Un mois à la campagne ***

Mois campagne-affiche

« Un mois à la campagne » est une pièce de Tourgueniev qui se joue au théâtre Déjazet, jusqu’au 28 avril. Il semble insensé aujourd’hui d’imaginer que Tourgueniev a dû remanier cette pièce écrite en 1850 pour obtenir l’autorisation de la censure et la publier finalement en 1869 : est-ce parce que la différence et l’imperméabilité entre classes sociales y sont soulignées ? Ou bien parce que les femmes s’émancipent et font perdre la tête à tous les hommes autour d’elles ?!

L’histoire

A la campagne, l’été, on s’ennuie ferme. Natalia Petrovna, la mère, s’irrite contre Rakitine, son ami, son confident (son amant ?); elle est sensible aux charmes d’un nouvel arrivant, Beliaev, venu s’occuper des enfants : Kolia, son fils et Véra, sa pupille.
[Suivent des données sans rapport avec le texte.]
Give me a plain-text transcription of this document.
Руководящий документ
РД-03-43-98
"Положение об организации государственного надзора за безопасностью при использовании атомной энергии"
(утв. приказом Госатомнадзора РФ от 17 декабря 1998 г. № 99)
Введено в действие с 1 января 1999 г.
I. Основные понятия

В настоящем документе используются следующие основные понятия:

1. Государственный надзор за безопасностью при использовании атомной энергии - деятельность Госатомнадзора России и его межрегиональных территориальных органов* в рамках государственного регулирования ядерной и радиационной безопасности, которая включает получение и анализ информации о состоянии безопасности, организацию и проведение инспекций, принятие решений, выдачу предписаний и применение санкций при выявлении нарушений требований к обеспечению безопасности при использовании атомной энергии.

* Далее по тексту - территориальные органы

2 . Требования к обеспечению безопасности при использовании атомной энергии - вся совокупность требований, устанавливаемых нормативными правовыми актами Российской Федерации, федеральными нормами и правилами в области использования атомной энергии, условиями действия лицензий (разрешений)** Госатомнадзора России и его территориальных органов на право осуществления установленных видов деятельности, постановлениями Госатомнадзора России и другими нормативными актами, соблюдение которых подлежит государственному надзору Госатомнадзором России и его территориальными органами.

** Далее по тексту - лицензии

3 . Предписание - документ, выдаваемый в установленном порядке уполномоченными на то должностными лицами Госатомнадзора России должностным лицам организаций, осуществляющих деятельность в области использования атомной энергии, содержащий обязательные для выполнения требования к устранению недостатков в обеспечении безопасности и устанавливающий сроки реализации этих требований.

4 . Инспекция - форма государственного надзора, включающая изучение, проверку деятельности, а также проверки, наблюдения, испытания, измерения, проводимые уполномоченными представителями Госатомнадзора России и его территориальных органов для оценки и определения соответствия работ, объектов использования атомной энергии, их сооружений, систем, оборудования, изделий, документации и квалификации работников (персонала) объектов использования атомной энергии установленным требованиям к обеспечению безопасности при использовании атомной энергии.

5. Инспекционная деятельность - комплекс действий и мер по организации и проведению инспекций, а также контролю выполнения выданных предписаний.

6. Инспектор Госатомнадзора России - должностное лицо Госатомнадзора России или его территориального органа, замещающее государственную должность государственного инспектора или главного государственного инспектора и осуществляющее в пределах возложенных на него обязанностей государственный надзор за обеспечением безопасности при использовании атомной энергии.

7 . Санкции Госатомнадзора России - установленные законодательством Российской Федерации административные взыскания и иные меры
Lorsqu’elle comprend que Véra est tombée elle aussi amoureuse de Beliaev, elle est prise dans un tourbillon de sentiments contradictoires qui vient perturber l’indolence générale.

Et je vous laisse découvrir les tenants et les aboutissants, rien ne sert de…divulgâcher !

Pourquoi le voir

D’emblée, on est plongé dans un univers délicat et un peu futile, qui va progressivement se fissurer. Les décors et les costumes raffinés, dans des tons clairs, évoquent l’atmosphère éthérée d’un été sans nuage. J’ai adoré retrouver Anouk Grinberg, qui interprète Natalia et joue avec virtuosité les brusques variations de sentiments de l’héroïne – même si le début de la pièce est joué de façon un peu trop rapide et mécanique à mon goût. Micha Lescot (Rakitine) et India Hair (Véra) sont excellents. C’est une pièce assez drôle, avec des répliques qui fusent et un enchaînement rapide des situations. Elle présente un tableau bien connu de la condition féminine au XIXème siècle, mais dans ce contexte, les femmes malgré tout mènent la danse, et s’affirment, à l’image de la transformation spectaculaire de la timide Véra en jeune femme déterminée.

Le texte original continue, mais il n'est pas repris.